Either way, it is never a good idea to buy vape pens or juice on the black market, and health officials recommend avoiding them, especially now. “Anyone who uses an e-cigarette or vaping product should not use or buy these products off the street and should not modify or add any substances to these products,” Anne Schuchat, principal deputy director of the CDC, said on a press call Thursday.
I vape now. Should I switch to cigarettes?
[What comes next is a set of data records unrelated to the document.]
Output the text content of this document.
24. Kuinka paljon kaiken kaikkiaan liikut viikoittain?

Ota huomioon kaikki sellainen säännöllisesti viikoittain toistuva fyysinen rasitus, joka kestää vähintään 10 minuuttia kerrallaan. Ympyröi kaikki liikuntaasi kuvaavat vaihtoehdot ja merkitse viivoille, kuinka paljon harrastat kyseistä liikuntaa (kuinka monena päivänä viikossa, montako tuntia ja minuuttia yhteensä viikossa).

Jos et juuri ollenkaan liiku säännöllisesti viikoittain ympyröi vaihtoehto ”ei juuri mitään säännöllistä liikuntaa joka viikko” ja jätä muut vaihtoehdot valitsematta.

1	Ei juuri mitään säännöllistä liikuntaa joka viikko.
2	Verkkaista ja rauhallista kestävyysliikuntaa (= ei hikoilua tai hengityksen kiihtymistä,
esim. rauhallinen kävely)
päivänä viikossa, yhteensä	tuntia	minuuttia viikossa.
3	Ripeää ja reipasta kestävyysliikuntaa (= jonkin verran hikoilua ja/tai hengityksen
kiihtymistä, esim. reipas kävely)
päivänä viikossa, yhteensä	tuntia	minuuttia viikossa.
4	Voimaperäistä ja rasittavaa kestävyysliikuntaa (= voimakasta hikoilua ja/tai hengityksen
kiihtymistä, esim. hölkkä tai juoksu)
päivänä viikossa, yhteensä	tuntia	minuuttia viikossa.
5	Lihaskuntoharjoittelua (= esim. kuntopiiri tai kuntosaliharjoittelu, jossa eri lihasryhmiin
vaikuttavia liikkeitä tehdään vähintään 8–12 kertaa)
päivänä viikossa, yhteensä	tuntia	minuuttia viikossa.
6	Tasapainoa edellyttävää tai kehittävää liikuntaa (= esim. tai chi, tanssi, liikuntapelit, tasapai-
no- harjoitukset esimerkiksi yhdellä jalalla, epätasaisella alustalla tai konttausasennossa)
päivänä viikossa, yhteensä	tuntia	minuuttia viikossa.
No! As we all almost certainly know, the healthiest option is to use neither. “During the current investigation of lung injury associated with e-cigarettes, or vaping, CDC recommends that if you are concerned about these specific health risks, you should consider refraining from using e-cigarette or vaping products,” Brian King, the deputy director of research translation at the CDC, tells Mother Jones in an email. “If you are an adult who uses e-cigarettes because you have quit cigarette smoking, do not return to smoking cigarettes.”
It’s also worth mentioning that vaping is never safe for youth, young adults, pregnant women, or adults who do not currently use tobacco products, according to the CDC.
Should we be nervous that there will be unforeseen, long-term effects of vaping?
Modern nicotine e-cigarettes have only been around in the United States for a little more than a decade. With a lack of long-term studies, it’s unclear what the health effects will be for users later in life. For example, according to an extensive 2018 report published by the National Academies of Sciences, Engineering, and Medicine, there have been no long-term studies on the effect of nicotine e-cigarettes on cancer in humans, though there is “substantial evidence” that some chemicals present in nicotine e-cigarettes (e.g., formaldehyde) “are capable of causing DNA damage” and could increase cancer risk.
“One of the challenges that we have with e-cigarettes is the evidence of long-term health effects doesn’t really exist,” says Dave Eaton, an emeritus professor of toxicology at the University of Washington and chair of the committee that wrote the 2018 report. “I mean, they haven’t been around long enough for us to see that. We don’t have books full of evidence as to how harmful this is, as we do now for tobacco cigarettes.”
Cannabis vaporizers have been on the market for about the same amount of time, but because marijuana is still technically a Schedule I drug under federal law, studying it has an added layer of bureaucracy. “Now that it’s being legalized, more and more scientists are trying to study [marijuana], but it wasn’t fully studied before,” Zelikoff says. “There are very few scientific studies.”
After all, it wasn’t until the 1950s and ’60s that research confirmed the effects of smoking, decades after cigarettes took hold of the market.